St Brothen's Church, Llanfrothen, is situated within a graveyard whose northern boundaries retain their original curvilinear shape, although those delineating its southern section have been straightened. The churchyard has been extended to the south-east. Its entrance was originally on the northern side. The slope upon which the church stands was originally part of the seashore, and was washed by the tides. This was close to the beginning of the dangerous route across the sands from Ardudwy to Eifionydd (the other end of which is marked by St Bueno's Church, Penmorfa). In the early nineteenth century an embankment was built across the Glaslyn estuary, meaning that the church is no longer adjacent to the sea. The church was first mentioned in documents of1292-3. A holy well (NPRN 32393), noted in the seventeenth century, cannot now be located. There is an eighteenth century mounting block north of the churchyard (NPRN 43847).

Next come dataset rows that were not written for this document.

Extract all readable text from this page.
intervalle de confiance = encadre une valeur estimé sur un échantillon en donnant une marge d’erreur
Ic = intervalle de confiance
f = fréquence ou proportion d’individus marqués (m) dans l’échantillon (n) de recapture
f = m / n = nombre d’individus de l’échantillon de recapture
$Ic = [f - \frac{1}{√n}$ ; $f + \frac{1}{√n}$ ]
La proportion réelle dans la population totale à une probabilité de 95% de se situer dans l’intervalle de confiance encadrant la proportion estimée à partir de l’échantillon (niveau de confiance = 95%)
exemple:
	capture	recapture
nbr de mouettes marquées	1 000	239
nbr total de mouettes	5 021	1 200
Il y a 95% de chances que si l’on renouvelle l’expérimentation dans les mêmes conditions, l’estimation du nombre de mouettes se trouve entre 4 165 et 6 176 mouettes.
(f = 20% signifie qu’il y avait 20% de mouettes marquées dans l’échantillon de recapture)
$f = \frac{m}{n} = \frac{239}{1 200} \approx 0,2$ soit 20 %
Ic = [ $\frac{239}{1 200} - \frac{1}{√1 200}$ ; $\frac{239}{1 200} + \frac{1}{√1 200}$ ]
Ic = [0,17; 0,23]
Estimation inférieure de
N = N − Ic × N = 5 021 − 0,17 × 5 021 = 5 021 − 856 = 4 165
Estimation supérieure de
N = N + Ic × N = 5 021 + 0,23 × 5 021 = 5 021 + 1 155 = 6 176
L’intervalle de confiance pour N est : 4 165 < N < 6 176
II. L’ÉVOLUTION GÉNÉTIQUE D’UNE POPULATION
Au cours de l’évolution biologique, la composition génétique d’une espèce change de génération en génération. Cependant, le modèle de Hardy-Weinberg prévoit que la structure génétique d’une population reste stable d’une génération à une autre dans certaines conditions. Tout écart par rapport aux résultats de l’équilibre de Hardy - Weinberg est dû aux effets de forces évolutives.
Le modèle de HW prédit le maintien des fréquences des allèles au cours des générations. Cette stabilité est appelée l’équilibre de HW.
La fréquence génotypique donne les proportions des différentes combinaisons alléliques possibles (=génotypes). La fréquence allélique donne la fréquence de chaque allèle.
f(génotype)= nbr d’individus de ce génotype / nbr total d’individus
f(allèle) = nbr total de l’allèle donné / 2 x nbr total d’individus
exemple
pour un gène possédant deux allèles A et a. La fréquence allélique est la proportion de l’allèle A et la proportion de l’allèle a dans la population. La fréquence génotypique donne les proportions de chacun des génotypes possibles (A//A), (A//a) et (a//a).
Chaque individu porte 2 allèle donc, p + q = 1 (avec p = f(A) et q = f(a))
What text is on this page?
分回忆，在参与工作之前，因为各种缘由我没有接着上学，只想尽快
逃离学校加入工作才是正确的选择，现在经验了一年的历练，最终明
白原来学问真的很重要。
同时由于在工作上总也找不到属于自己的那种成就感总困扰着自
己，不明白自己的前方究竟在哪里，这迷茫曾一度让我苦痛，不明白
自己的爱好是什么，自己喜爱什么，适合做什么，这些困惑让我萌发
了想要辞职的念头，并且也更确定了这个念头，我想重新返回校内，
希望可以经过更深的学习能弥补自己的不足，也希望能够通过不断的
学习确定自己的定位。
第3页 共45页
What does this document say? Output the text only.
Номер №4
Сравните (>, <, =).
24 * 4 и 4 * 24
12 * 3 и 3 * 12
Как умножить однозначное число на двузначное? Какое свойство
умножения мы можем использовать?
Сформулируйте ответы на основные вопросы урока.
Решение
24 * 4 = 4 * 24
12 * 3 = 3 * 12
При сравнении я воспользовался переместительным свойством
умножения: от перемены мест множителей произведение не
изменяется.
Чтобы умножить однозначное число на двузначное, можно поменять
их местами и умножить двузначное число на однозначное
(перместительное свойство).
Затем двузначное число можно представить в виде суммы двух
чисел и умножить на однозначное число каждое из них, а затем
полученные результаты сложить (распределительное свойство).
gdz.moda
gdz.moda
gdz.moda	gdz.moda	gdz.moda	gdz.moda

The church is a Grade I listed building. It consists of a continuous nave and chancel with a western bellcote and a south porch. Measurements of the nave and chancel are given as 72ft 6inches length x 26ft width. The triple lancet east window dates to the thirteenth century. There are opposing doorways at the west end, although the south one has been plastered over. The north door has a pointed arch, and both are the thought to be thirteenth century in date. The felling of timber used in the rood screen has been dated to between 1496 and 1506. The screen consists of a central door with four bays either side. To the east of the screen another beam, with a series of triangular cuts on its underside, rests on wall plates. It is thought that this was originally part of the rood loft. Another carved plank, decorated with a vine leaf pattern, is situated behind the altar. It is supported between two seventeenth century bench ends, and is thought to have been a roof timber. The arch-braced roof trusses and purlins are thought to be fifteenth century in date. The octagonal font is thought to date to the late fifteenth century. Traces of wall paint have been found on the north wall. Windows were inserted in the north and south walls of the chancel in the late seventeenth or early eighteenth century. Other windows were inserted in the nineteenth century. The present seating was added in the nineteenth and twentieth centuries. The porch is modern. The church building is no longer in use. Today only a few scattered houses and the redundant church remain of the former settlement. The new settlement, with its nineteenth century church, St Catherine's (NPRN 43862) is some three quarters of a mile to the north-west.
Wallpaintings:
Screen dated 1496–1506
Sources include:
Beverley Smith, J, Beverley Smith, Ll, 2001, History of Merioneth II, 357-8
Gwynedd Archaeological Trust, 2000, Historic churches of Gwynedd: gazetteer, 391
Richard Suggett, Painted Temples: Wallpaintings and Rood-screens in Welsh Churches, 1200–1800, (RCAHMW 2021), pp. 66–7.